Ce recueil pub­lié en Alle­magne chez Odile Ver­lag donne une impres­sion de déjà vu. Ce n’est que pure­ment visuel car les poèmes qui le com­posent me sont, pour la plu­part, incon­nus. Mais l’al­lure générale de cette édi­tion bilingue rap­pelle étrange­ment les livres que pub­li­ait à l’en­seigne des Édi­tions en Forêt le regret­té Rüdi­ger Fis­ch­er… C’est d’ailleurs ce dernier qui a traduit en alle­mand les poèmes d’Odile Caradec. Il faut arriv­er à la page 183 pour que les choses s’é­clairent. Dans un Hom­mage à Rüdi­ger Fis­ch­er, Odile Caradec écrit : “C’est grâce aux tra­duc­tions de Rüdi­ger Fis­ch­er restées inédites que ce livre peut paraître aujour­d’hui.” (Elle avait pub­lié qua­tre livres chez Ver­lag Im Wald). Mais elle n’en dit pas plus. Il faut tomber par hasard sur un papi­er paru dans La Nou­velle République du 28 décem­bre 2013 pour décou­vrir l’his­toire du présent livre. Une admi­ra­trice (par ailleurs pro­fesseur de vio­lon à Ham­bourg)  d’Odile Caradec (qui joue du vio­lon­celle), ayant “enten­du par­ler de cette dernière dans des arti­cles de l’heb­do­madaire cul­turel Die Zeit est venue [la] ren­con­tr­er à Poitiers”. D’où la nais­sance de ce livre et… la créa­tion d’Odile Ver­lag ain­si nom­mée en hom­mage à l’au­teur ! Et il faut aller à la page 196 de République Terre pour com­pren­dre qu’il s’ag­it d’une antholo­gie com­posée à par­tir de poèmes choi­sis dans cinq ouvrages parus de 1996 à 2003 en France et aujour­d’hui épuisés mais aus­si de trois ouvrages encore disponibles  dont l’un, Le Sang, Cav­a­lier rouge (Sac à mots édi­tion, 2009) est déjà, en par­tie, une antholo­gie… C’est dire que les “anciens” lecteurs d’Odile Caradec risquent de retrou­ver des poèmes déjà con­nus d’eux…Mais mieux vaut un plaisir renou­velé que pas de plaisir du tout !

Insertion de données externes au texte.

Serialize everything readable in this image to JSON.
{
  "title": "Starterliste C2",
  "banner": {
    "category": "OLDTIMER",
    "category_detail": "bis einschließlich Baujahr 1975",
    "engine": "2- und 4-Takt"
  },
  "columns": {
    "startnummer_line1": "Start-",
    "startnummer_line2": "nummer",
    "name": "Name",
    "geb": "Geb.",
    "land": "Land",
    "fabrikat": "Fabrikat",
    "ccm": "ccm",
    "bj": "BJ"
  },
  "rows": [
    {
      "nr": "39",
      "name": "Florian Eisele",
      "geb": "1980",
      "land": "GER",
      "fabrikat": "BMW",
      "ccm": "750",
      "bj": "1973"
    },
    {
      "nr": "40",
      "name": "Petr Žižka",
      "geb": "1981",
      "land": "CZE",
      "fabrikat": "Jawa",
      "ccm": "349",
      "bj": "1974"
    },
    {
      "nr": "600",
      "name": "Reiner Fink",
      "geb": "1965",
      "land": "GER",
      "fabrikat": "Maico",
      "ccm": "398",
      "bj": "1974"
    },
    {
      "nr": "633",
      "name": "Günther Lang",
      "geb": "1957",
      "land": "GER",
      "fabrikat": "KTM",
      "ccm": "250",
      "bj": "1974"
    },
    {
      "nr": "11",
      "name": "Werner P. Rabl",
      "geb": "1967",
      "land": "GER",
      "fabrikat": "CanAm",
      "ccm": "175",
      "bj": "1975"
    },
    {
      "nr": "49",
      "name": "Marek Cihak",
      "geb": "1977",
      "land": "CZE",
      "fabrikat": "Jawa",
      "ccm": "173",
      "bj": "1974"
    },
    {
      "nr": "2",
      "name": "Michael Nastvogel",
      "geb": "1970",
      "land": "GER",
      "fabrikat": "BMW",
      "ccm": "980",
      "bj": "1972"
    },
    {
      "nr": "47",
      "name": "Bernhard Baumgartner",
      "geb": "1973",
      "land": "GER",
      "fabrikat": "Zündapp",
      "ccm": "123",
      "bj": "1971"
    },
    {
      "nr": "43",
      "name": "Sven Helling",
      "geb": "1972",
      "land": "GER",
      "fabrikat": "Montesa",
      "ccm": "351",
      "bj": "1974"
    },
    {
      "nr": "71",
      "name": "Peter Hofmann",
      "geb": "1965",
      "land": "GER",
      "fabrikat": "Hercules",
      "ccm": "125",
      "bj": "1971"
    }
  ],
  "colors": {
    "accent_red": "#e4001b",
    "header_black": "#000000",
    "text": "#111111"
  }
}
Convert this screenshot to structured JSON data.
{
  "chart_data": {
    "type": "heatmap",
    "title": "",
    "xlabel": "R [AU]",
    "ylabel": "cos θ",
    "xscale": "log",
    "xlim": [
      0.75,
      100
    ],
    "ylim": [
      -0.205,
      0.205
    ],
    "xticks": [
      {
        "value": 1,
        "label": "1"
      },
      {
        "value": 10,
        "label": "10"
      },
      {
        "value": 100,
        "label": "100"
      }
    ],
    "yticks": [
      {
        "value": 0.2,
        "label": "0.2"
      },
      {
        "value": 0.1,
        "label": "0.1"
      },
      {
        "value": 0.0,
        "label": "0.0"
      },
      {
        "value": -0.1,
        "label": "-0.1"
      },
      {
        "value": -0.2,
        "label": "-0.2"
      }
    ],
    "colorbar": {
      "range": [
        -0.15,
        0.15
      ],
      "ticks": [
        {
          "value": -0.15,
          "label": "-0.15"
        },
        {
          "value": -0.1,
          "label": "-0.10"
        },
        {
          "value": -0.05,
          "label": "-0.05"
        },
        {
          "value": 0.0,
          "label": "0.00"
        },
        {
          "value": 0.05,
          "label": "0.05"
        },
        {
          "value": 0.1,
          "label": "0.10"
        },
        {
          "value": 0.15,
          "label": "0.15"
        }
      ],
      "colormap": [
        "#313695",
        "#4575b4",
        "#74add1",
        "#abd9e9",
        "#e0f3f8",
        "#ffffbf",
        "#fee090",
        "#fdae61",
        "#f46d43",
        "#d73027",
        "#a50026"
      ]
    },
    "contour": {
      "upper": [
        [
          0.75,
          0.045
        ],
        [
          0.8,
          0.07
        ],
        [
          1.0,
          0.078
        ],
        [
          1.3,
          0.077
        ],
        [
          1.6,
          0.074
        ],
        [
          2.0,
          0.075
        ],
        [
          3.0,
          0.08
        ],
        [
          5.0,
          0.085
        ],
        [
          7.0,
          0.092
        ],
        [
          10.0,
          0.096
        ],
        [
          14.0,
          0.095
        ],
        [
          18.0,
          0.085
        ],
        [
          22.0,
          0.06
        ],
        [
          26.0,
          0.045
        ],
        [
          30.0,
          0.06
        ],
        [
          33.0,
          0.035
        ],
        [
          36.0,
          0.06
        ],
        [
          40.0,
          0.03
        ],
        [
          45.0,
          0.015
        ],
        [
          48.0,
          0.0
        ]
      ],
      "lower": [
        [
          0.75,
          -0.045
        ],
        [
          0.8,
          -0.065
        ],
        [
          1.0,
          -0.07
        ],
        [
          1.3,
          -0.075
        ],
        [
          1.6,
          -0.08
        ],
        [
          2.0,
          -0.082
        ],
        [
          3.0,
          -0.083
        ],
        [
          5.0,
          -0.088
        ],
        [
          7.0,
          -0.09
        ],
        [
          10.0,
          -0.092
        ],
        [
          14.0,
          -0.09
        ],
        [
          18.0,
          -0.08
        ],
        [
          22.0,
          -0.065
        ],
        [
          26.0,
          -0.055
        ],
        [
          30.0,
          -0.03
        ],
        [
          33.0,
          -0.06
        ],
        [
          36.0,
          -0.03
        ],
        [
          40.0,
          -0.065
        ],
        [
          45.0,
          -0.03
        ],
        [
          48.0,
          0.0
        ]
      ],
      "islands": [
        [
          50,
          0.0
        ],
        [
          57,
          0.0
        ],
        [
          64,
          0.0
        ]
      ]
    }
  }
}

    Cette antholo­gie est donc une bonne façon de décou­vrir l’œu­vre d’Odile Caradec. Le ton est don­né dès le pre­mier  poème par ces vers : “On m’a per­mis de m’ap­pel­er Odile / de com­mencer mon nom par un  grand O / vide // Qu’au­rais-je mis dedans sinon des cerceaux / et des ronds de cha­peaux”… Quand Rute­beuf écrivait quelque sept siè­cles plus tôt : ” O est rond. O ren­ferme en son cen­tre un espace”… Odile Caradec abor­de la réal­ité sur le mode de la fan­taisie et l’on pour­rait mul­ti­pli­er les exem­ples. Mais cette fan­taisie qui con­fine par­fois à la (fausse) naïveté (“Ô pré­cieux oph­tal­mol­o­giste / garde tes forces vives / pour opér­er la cataracte /  du gros œil du cyc­lope / (tu ne dois le rater)”) dit aus­si la vieil­lesse et la fin inéluctable qui l’ac­com­pa­gne. Cela donne alors des poèmes poignants comme ce Vio­lon désac­cordé qui com­mence ain­si : “En ce pays les femmes meurent / de la lente lente mal­adie d’Alzheimer / On les voit par­courir les allées de sable du temps / dans les manch­es vides du temps” ou comme celui sans titre qui s’ou­vre par ces vers : “La mort se rap­proche et prend bien soin de nous / avec de longues paus­es des sif­fle­ments d’orgue / On songe à Bach très vieux / il copi­ait la musique des autres”. Mais l’âge qui s’in­stalle est aus­si un moment de soif de vie, une occa­sion de prof­iter des bon­heurs sim­ples de l’ex­is­tence ; ain­si, cette prière : “Ô archange fron­deur, laisse-moi / enten­dre encore une fois / le bruit de la mer en automne / je foule avec une telle grat­i­tude / l’âme des feuilles en partance… ”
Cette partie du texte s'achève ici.